Last Spring came the Qatar fiasco. Qatar generally stood on the Saudi side in the losing Syrian war. But Qatar supported its own version of Islamic Jihadists, not the Salafist Wahhabis that the Saudis funded and armed (who later became AQIS and ISIS). Yet as long as they were both on the same side against the Assad regime things were mostly fine.

But there has been serious tension between the two Gulf states in the past. In the 1990s the Saudis engineered a coup attempt in Doha to overthrow the father of the current Emir and reappoint his predecessor (his father) who was more to their liking. The coup attempt failed, and Qatar continued to be a thorn on the Saudi side. The Qataris also supported and funded the Muslim Brotherhood, whom the Saudis (and Emiratis) disliked almost more than the Iranians. Then there was  the Aljazeera network, which was too outspoken on regional issues for the Saudi (and Emirat) taste.

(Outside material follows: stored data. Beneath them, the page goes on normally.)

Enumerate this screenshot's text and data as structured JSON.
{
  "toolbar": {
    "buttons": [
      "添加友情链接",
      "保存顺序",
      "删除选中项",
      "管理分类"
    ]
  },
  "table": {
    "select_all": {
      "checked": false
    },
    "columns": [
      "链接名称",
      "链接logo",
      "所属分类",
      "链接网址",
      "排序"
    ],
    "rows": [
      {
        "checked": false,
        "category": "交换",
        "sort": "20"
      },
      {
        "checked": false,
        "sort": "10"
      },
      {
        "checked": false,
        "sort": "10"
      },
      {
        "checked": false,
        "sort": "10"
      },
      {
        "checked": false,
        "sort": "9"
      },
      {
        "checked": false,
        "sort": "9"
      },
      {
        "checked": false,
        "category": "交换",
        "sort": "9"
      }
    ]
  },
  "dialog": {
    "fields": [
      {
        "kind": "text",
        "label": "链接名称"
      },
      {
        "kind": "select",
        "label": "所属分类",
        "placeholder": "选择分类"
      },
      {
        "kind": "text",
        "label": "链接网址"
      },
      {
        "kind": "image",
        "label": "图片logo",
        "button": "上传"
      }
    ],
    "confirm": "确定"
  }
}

So, finally, after several bouts of alternately making up and breaking up, the dark cloud of Donald Trump and his avaricious clan showed up in Arabia. I posted here at the time that Trump’s visit to the Arabian Peninsula in May of 2017 was a most poisonous visit. Apparently the potentates of Saudi Arabia and the UAE convinced Trump that Qatar was a major source of trouble and terrorism; they also bribed him with promises of hundreds of billions of dollars of arms purchases and investments. Somehow they got the impression that Trump was on their side, and that he would condone any action they might take against the smaller Wahhabi emirate.

So, early in Summer 1917, they announced a complete break with Qatar including land, air and sea blockades, with the support of the Egyptian regime which fears the MB as much as they do. The inexperienced new Saudi strongman Crown Prince Mohammed Bin Salman was told that it will be easy, that the Qataris will fold, but that unlike the case of Saddam Hussein’s Iraqi invasion of Kuwait in 1990, the Americans will not object.


There were signs of trouble from the start with the campaign against Qatar. First: Oman and Kuwait, almost half the Gulf Cooperation Council (GCC) members refused to join the boycott and blockade and the threat of invasion against Qatar and its citizens. Second: Turkey stepped in to shore up its budding military alliance with Qatar. Third: Iran, which shares a huge gas field in the Persian Gulf with Qatar, opened her airspace and sea lanes and land routes to Qatar in order to go around the closure of the Arab routes. Soon plentiful Turkish and Iranian foods started replacing Arab sources of food and other imports. One pathetic Saudi commentator went so far as to absurdly tell the Qataris on Saudi semi-official Alarabiya TV that their stomachs were not used to Turkish and Iranian food products.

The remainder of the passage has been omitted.